To create a better model for understanding ALS, researchers at Harvard and Columbia Universities took cells from the skin of about 20 ALS patients and reprogrammed them into stem cells. Like embryonic stem cells, reprogrammed stem cells have the ability to become any cell in the human body.
"It's actually quite difficult, but for almost every patient who's given us a skin biopsy, we have been able to reprogram their cells [into stem cells]," says John Dimos, the lead author on the study recently published in the journal Science. Dimos is now a senior scientist at iZumi Bio, a biotechnology company in Mountain View, Calif.
Next, the researchers stimulated the stem cells with small molecules and turned them into motor neurons, the cells affected by ALS. Each patient's batch of motor neurons carries a unique genetic profile that is responsible for ALS.
The researchers hope to study ALS in the context of these different genetic profiles. They do not know how different genes associated with ALS might influence events inside the cells that cause them to die. But, by using this system, they can start to examine what goes wrong inside the motor neurons as they age from the earliest stages. Depending on what they observe, they can choose drugs from the thousands of potential candidates and screen them against the stem cell-derived neurons for ones that prevent them from dying.

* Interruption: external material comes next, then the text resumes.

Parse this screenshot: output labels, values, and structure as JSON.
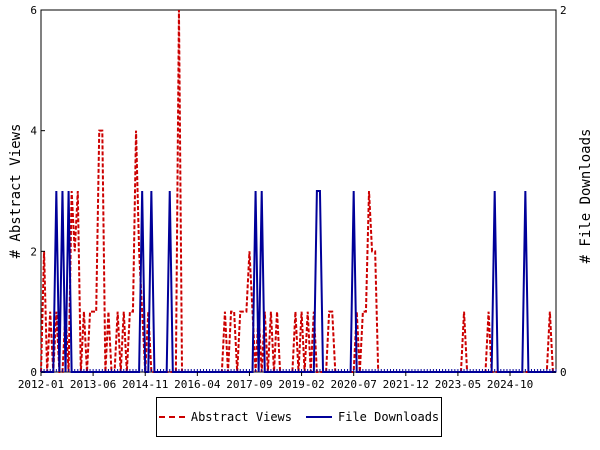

However, even before researchers can start looking for new therapeutics that ameliorate ALS, the scientists must confirm that the reprogrammed motor neurons deteriorate under laboratory conditions like they do in the bodies of ALS patients. "The disease can take 35 to 40 years to develop in patients, which is not useful," notes study collaborator Hynek Wichterle of Columbia University's Center for Neurobiology and Behavior. To make the process a valuable tool for lab researchers, they hope to see cell death within days, he says. Previous work from the teams at Harvard and Columbia suggests several molecules can accelerate the motor neuron death seen in the disease, offering shortcuts for the researchers.
The ultimate goal of the stem cell research plan by Dimos and his collaborators is to create healthy motor neurons in a Petri dish that doctors can put back into the ALS patient. "That's a long, long ways away, and I think it would be cruelly misleading to suggest anything else," says Dr. Robert Brown at the University of Massachusetts Medical School. Experts are quick to point out that many obstacles remain, like ensuring that the transformed cells remain motor neurons.
In addition, while the ALS system appears to be a breakthrough, the scientists still think it leaves room for improvement. "This system is Version 1.0," cautions Kevin Eggan of the Harvard Stem Cell Institute, who oversaw the study. His immediate goal is to determine how the induced stem cells created artificially from skin cells differ from embryonic stem cells that occur naturally in the body.
As the technique improves, Brown predicts that the induced stem cell system will allow researchers to make great strides forward in the study of other brain diseases like Alzheimer's and Parkinson's, as well as degenerative muscle, heart and liver diseases. "It's almost as big as human biology itself. It's such a huge area now, with so much explosive growth," he says.
Related on Scienceline:
Visit stem cell scientist Hynek Wichterle's lab.
A new way to make stem cells.
Chimera controversy: mixing species together for better stem cells.
http://scienceline.org/2008/11/14/bio-storrs-als-lou-gehrigs-stem-cells/
Quite a breakthrough, yes? The trouble with articles like this is that they make me hopeful...at the beginning. As I near the end the cold, harsh reality sets in that this is just the first, tiny baby step and there is a long way to go. I hope their research and application is speedier than my progression.